Probably, if indeed man is still the measure of all things and in our lives as consumers there is still a glimmer of choice in how and with what we are fed by those who produce, there is still a hidden paradise beyond the mangrove forest of a distant country, and the English (or Anglophones) have not yet taken everything. Since 2000, the Westernized world has been eating more or less everything with more or less the same nonchalance. In the general bulimia of our time, we forget that exoticism is an illusion (prospective, more than optical), and that a ragù eaten in Bangkok is not so different from our Saturday night’s sushi. So, even the universal vocation of a song lies more in its narration and in the sensitivity of the listener than in its actual body.

Once on the swirling carousel of musical capitalism of great numbers, therefore, if one does not get off in time, could really risk believing that outside the Anglo-Saxon musical universe, there are only country fairs and little tunes. After all, it's a simple step, if now even Maneskin hardly sings in Italian anymore. Yet miracles happen occasionally, whether the carousel got stuck or a more reckless child than others jumped off in time while it was spinning—maybe we'll never know, by the way, the fact is that occasionally, after running enough to understand how deep the sea is, you jump off. And here the infinitely small is discovered to be infinitely large, and even a regional language and cultural heritage can become a fertile ground for world music.

So here the black pearls of our time are born, in the short circuits of unbridled accessibility driven forward by Spotify, in those stumbles of chance where mere global and monothematic propagation leaves room for the intersection of seemingly isolated universes. And in a moment, leaping over the Alps, a dialect becomes international, demonstrating that it can dribble even the same Stepmother Italy that not many months ago sweated at the thought of seeing Geolier perform in Neapolitan in Europe, and yet in the current scenario, who can say that Emanuele Palumbo didn’t see far? Probably the key to the survival of small or large local traditions in a landscape that pushes towards the maximum usability of its products lies, despite what they have tried to make us believe, in the content and not in the container, even in a world where sadly characters devour artists—perhaps the key lies precisely in the language beyond the tongue and in the stubborn contamination, contrary to the most bigoted Sanremo logics.

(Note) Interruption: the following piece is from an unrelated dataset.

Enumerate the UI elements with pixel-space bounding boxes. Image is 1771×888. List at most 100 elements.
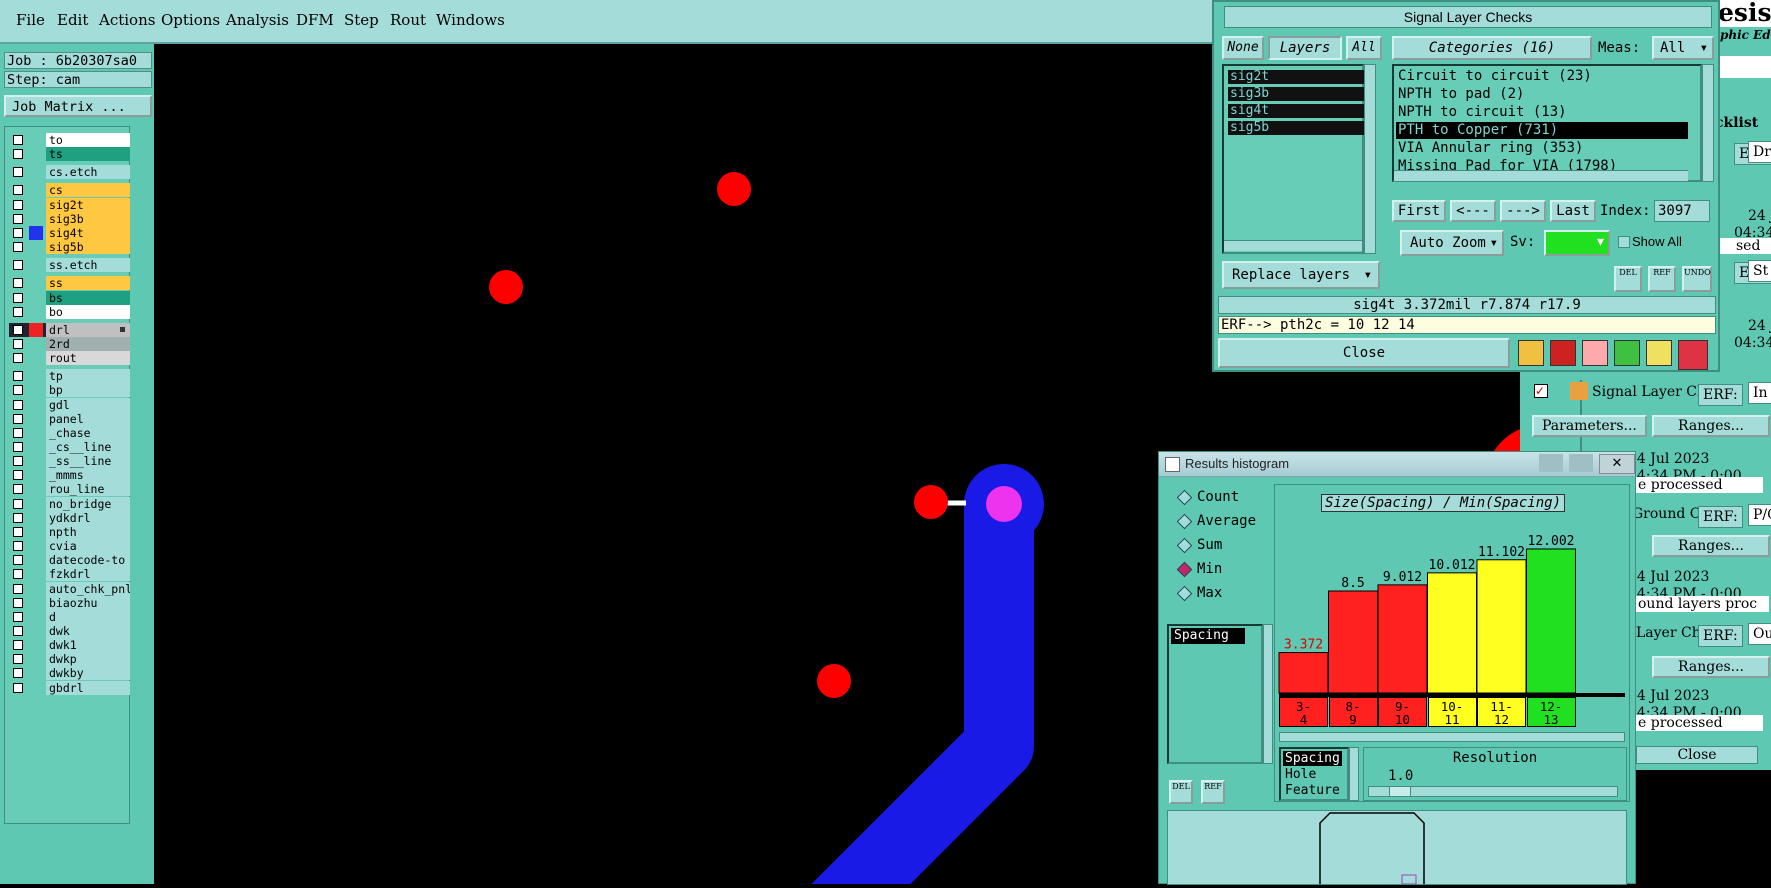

Contradicted by the almost widespread charge of Neapolitans like Davide Petrella (known as Tropico), Nu Genea, more contaminated than ever, to return to Pino Daniele arm in arm with Richie Havens and down there. We probably need to get dirtier, maybe get better dirtier, and there is still room for our roots in a world of glass buildings, and the only walls to break down are those of a parochialism that rejects the inevitable compromise of a hybridization with new languages.

Corrado Del Gaudio

Corrado Del Gaudio, inescapably Mediterranean bound, has discovered in complexity his curse and bless, relentlessly swifting from new a love to the other. Obsessed by nature and beauty in their most frail forms is devoted to critique as a sacred form of cure. Music, poetry and politics are his favourite lens on the swings of our world, especially when finely blended together. His guitars hang on the wall of his room as totems of his own lost Shangri-la and the curls on his head betray the mess hiding inside of it.